- Born: Los Angeles, California
- Education: University of Washington
- Occupation: Artist
- Style: multimedia art;
- Website: http://www.prestonwadley.com

= Preston Wadley =

Artist from Seattle,Washington)

Preston Wadley (born 1952 in Los Angeles, CA) is an American multimedia artist based in Seattle, Washington.

== Early life and education ==
Wadley moved to Seattle from his hometown of Los Angeles to study with Jacob Lawrence. He received a BFA and MFA in painting from the University of Washington. After school he worked as a medical photographer at Seattle Children's Hospital.

==Career==
Wadley's artwork is similar to sculptural assemblage, embedding photographs in bronze casts of books. His work explores complexities around American history and symbols of social psychology. He has taught at Cornish College of the Arts since the mid-1990s. Wadley was one of the figures depicted in Gary Hill's Tall Ships installation.

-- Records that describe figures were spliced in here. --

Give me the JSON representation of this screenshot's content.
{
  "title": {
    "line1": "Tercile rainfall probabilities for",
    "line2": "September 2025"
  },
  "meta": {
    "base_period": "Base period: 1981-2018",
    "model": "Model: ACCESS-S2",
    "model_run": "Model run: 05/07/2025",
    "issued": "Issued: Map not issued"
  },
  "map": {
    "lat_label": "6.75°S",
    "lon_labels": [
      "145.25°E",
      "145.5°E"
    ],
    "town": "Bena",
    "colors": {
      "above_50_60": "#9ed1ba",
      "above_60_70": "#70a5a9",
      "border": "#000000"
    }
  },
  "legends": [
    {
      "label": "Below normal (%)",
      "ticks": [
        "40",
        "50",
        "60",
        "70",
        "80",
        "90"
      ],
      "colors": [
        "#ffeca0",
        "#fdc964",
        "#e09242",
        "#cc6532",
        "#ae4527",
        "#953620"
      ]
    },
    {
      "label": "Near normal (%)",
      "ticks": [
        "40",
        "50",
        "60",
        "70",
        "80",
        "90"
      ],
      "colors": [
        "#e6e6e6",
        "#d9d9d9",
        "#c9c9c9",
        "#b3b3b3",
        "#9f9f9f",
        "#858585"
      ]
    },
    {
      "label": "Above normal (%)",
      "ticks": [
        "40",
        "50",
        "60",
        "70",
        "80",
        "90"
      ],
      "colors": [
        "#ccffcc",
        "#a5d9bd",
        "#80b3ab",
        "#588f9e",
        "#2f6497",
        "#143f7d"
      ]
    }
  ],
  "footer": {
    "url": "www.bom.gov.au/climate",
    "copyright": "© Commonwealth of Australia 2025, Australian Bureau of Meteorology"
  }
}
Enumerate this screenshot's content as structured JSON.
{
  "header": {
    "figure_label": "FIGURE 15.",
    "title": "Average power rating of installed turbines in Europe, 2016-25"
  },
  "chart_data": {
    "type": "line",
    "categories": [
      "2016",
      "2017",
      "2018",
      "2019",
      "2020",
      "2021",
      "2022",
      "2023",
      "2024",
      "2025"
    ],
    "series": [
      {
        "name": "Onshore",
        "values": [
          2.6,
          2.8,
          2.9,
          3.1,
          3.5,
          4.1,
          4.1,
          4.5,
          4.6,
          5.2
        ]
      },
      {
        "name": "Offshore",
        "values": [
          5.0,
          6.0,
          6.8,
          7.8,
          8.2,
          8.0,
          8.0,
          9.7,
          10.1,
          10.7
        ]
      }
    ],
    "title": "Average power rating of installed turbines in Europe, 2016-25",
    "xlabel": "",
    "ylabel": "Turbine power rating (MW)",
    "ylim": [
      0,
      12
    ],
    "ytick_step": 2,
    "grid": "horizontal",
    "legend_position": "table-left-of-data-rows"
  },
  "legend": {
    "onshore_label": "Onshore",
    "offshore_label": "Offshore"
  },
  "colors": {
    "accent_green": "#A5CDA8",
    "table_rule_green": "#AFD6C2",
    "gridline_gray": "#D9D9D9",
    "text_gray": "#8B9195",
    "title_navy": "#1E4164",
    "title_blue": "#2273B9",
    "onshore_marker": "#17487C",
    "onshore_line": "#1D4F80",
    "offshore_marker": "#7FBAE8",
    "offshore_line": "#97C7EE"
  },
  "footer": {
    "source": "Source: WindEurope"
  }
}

His work has been exhibited in solo exhibitions at Cornish College of the Arts in Seattle, WA, Schneider Gallery in Chicago, IL, Blue Sky Gallery in Portland, OR, the Center for Photography at Woodstock, Woodstock, NY, and Henry Art Gallery Seattle, WA. His work has been included in many group exhibitions including at Bainbridge Island Museum of Art.

He won a New Works award from En Foco NYC, a National Endowment for the Arts Goodwill Festival Award, and was an artist in residence at the Center for Photography at Woodstock.